Maps: Where would we be without them? This was banner year for beautiful, information-dense cartography, which provided a moment of self-reflection like a giant, geographic mirror. Here are our favorite maps from 2013 that helped us find our place in the world.
Why's your internet so slow? We mapped relative download speeds by congressional district across the contiguous U.S. in 5,600 cities and towns. Sadly, most of the country is far below the country's average of 18.2 megabits per second.
I love maps that tackle the great unanswered questions in our lives. Like what is the closest pizza chain within a 10-mile radius?
One of the coolest mapping tools we saw this year was Richard Saul Wurman's Urban Observatory, a site that lets you compare maps of cities using various datasets.
The New Yorker (who we've never really thought of as Budweiser people anyway) provide interactive proof that independent craft beers are marching across the country.
This incredibly ambitious project used satellite maps, real estate data, clipping farms, and Amazon's Mechanical Turk to count all the pools in L.A. The resulting "map" is a 2,700-page book.
Gorgeous and deadly, this map by the Visualization Lab at the National Oceanic and Atmospheric Administration charts the 11,967 tropical cyclones that have occurred on Earth since they began keeping a record in 1842.
This simple map shows countries with their landmass size adjusted according to their population: One grid square represents one million people.
This interactive map lets you not only see what counties Americans moving to and from, you can also make charts using census data for the past five decades.

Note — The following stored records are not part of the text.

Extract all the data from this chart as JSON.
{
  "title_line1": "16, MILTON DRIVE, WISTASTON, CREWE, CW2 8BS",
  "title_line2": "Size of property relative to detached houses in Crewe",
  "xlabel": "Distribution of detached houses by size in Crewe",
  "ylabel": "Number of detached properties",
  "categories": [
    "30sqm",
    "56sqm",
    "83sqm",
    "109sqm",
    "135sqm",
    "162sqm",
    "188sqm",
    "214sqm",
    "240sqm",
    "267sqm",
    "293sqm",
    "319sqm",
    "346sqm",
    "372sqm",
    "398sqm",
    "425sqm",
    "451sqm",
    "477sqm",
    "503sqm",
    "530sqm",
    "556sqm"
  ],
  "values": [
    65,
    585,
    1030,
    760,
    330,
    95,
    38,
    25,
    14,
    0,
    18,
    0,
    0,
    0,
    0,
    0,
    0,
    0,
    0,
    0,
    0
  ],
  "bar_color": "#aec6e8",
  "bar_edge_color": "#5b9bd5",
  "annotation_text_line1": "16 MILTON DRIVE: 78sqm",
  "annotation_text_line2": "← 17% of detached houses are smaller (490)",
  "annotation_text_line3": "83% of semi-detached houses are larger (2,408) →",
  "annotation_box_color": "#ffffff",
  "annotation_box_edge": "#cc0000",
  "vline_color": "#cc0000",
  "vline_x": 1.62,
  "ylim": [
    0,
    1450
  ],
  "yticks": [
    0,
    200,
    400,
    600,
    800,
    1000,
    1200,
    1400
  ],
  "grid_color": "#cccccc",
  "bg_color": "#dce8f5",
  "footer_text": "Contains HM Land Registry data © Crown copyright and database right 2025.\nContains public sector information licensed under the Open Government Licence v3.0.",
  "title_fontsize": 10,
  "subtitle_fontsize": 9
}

Be prepared to spend the rest of your day here: Smithsonian takes 150,000 historic maps overlaid with current-day satellite maps to give us a real then-and-now perspective of changing American cities.
Mary, Lisa, Ashley, Emily, Emma, Isabella, Sophia: This seemingly infinite GIF from Jezebel was one of the most mesmerizing maps of all time. Who could forget the Great Jennifer-Jessica Era, or the Lost Amanda Years?

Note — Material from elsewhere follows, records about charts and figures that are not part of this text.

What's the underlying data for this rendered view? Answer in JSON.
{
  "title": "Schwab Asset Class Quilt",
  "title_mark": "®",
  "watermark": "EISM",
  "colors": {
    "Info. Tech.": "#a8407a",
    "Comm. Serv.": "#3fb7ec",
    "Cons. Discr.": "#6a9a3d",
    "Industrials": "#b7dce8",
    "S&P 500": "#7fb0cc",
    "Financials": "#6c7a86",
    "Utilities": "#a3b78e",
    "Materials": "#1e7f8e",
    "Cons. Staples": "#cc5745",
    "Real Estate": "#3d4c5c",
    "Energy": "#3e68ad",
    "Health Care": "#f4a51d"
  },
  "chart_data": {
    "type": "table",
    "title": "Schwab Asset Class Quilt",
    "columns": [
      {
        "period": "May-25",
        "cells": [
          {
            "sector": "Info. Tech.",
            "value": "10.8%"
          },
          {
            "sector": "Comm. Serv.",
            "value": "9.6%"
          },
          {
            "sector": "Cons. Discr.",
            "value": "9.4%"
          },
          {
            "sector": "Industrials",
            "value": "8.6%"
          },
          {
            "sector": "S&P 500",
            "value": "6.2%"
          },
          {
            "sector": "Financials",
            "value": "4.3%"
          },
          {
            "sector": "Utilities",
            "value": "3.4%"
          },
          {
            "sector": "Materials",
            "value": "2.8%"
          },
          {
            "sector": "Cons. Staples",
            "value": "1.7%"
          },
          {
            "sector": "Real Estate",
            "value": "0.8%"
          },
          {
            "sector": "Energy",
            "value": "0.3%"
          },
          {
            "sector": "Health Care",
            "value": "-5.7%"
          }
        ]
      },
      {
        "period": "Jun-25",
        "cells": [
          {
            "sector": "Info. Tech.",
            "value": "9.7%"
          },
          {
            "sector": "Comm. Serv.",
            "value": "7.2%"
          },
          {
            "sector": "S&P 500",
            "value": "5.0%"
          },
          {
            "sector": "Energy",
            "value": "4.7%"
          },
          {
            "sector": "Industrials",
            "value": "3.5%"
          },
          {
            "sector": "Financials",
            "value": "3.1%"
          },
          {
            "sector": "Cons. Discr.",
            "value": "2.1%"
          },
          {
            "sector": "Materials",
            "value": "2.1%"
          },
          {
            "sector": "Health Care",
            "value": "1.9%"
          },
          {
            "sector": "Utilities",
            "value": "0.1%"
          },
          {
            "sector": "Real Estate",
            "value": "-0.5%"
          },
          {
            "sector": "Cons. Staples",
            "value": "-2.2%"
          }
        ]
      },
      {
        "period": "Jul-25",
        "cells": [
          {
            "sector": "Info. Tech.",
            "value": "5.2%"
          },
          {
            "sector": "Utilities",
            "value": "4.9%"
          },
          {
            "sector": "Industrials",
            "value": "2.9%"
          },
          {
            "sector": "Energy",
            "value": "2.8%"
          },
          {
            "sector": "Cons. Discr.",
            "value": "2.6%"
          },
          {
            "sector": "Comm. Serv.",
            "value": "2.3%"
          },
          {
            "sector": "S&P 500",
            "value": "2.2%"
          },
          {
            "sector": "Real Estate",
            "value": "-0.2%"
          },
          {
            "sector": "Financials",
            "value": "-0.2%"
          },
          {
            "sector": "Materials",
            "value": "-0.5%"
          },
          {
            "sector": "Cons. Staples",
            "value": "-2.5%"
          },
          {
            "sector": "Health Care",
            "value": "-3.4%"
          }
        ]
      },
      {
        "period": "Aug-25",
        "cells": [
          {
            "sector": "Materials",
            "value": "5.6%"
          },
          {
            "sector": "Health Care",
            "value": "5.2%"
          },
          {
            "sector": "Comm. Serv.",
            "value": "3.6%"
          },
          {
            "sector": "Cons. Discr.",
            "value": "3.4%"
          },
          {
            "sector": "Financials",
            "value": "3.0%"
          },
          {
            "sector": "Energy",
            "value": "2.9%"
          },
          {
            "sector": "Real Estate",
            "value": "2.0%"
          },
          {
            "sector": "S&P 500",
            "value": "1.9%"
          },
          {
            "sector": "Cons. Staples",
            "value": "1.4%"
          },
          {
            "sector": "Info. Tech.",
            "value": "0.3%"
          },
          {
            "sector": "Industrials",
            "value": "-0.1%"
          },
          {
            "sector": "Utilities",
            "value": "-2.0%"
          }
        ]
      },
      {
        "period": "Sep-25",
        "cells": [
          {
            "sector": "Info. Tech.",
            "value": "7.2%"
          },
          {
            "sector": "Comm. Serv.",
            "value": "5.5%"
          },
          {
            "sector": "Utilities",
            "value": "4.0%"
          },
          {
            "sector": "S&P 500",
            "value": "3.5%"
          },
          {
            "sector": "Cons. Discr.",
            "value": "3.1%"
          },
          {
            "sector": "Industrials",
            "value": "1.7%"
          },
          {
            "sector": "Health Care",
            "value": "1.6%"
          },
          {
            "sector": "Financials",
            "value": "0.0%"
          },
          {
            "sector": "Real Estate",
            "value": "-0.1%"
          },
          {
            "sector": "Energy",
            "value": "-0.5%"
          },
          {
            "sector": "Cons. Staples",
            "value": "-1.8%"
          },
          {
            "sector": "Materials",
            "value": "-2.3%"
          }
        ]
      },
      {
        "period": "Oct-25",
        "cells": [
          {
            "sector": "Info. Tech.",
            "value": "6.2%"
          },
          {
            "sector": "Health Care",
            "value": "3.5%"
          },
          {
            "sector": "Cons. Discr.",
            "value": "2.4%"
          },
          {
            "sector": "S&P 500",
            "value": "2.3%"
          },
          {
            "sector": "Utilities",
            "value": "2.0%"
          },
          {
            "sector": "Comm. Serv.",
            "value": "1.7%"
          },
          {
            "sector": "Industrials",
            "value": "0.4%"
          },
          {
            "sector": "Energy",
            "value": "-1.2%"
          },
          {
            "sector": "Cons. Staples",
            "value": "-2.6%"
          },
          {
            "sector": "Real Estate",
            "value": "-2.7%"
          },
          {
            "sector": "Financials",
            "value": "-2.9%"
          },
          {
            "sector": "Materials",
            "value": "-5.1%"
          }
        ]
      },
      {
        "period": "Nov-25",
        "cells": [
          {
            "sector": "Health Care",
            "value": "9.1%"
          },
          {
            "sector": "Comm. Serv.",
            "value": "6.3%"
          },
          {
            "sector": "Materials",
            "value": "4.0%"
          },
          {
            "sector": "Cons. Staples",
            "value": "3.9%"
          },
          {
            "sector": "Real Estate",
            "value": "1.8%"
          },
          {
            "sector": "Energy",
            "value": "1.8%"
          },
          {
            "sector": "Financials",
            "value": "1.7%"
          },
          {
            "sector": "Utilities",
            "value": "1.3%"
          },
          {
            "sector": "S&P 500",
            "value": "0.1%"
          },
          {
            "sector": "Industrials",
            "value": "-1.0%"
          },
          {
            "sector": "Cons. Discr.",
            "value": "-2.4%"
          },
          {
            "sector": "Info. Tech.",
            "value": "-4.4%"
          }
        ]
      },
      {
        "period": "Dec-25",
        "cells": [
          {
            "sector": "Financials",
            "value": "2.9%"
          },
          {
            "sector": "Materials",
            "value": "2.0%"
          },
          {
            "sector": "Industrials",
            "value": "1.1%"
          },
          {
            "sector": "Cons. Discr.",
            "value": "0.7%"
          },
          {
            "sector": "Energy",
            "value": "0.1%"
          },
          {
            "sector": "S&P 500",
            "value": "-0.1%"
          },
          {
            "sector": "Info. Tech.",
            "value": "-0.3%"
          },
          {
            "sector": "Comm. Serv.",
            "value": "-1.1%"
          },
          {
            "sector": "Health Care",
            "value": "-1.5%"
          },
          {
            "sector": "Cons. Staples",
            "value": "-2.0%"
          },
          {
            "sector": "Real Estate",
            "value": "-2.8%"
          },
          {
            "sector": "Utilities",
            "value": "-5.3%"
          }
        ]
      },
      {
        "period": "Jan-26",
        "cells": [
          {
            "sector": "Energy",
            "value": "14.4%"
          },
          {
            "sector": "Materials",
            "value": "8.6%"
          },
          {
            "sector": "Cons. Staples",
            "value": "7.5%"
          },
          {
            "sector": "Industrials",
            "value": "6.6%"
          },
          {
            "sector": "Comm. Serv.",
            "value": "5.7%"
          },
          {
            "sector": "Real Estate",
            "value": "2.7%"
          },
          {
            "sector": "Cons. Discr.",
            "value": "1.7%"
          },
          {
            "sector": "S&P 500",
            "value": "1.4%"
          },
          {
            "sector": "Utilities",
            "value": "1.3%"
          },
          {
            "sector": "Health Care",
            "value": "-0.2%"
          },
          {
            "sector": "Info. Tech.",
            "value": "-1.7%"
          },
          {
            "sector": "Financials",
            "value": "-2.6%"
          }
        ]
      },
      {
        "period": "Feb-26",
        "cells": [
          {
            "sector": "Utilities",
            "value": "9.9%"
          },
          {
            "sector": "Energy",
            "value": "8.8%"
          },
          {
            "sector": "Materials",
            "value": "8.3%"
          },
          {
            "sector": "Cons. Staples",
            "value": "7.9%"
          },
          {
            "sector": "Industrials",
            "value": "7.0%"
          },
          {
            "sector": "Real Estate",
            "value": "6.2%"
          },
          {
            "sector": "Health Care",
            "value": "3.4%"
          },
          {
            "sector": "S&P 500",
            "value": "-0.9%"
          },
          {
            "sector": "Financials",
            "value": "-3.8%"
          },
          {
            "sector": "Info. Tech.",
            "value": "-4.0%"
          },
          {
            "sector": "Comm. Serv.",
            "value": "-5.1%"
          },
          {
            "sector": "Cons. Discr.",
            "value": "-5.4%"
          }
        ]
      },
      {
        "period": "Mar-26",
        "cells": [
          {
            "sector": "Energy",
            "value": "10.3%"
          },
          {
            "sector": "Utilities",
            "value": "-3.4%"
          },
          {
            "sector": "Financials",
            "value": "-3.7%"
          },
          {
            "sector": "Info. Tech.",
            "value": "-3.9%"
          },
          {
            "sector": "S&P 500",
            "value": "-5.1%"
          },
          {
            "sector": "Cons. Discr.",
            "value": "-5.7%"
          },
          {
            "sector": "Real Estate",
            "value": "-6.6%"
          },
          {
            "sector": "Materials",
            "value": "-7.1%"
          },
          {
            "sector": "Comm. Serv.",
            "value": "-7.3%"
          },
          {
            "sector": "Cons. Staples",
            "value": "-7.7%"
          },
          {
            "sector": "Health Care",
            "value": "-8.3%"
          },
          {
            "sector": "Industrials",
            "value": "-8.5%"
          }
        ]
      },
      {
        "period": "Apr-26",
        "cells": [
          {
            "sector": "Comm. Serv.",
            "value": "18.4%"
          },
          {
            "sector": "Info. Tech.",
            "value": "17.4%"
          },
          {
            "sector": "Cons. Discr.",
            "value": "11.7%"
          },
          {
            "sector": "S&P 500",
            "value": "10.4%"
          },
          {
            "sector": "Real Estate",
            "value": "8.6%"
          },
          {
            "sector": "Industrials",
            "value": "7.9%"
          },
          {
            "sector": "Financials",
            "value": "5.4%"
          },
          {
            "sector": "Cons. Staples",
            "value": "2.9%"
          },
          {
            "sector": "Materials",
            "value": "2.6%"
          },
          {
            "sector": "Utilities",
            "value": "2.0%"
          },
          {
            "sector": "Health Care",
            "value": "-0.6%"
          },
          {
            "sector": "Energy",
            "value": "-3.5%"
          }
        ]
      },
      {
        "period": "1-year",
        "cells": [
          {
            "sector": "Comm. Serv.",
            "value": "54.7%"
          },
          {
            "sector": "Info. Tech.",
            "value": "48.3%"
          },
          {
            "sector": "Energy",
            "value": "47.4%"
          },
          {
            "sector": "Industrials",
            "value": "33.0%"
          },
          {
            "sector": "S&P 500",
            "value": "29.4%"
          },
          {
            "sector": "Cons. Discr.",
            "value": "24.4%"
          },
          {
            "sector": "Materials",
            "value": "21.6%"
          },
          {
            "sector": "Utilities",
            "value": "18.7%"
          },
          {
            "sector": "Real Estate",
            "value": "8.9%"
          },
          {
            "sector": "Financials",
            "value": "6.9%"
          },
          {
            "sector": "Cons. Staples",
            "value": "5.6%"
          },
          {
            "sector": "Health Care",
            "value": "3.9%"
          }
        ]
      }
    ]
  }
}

Besides being a real beauty, this map can tell you the age of any of New York City's 1,053,713 buildings, using the city's tax data.
Which states are book smart? The Atlantic examined educational achievement by county. The darker the region, the higher the graduation rate. Colorado, we salute you.
Be honest, where would you rather live? With a bunch of apricots or where you're mostly likely to get killed by lawnmowers? The answer, provided by The Doghouse Diaries, is clear.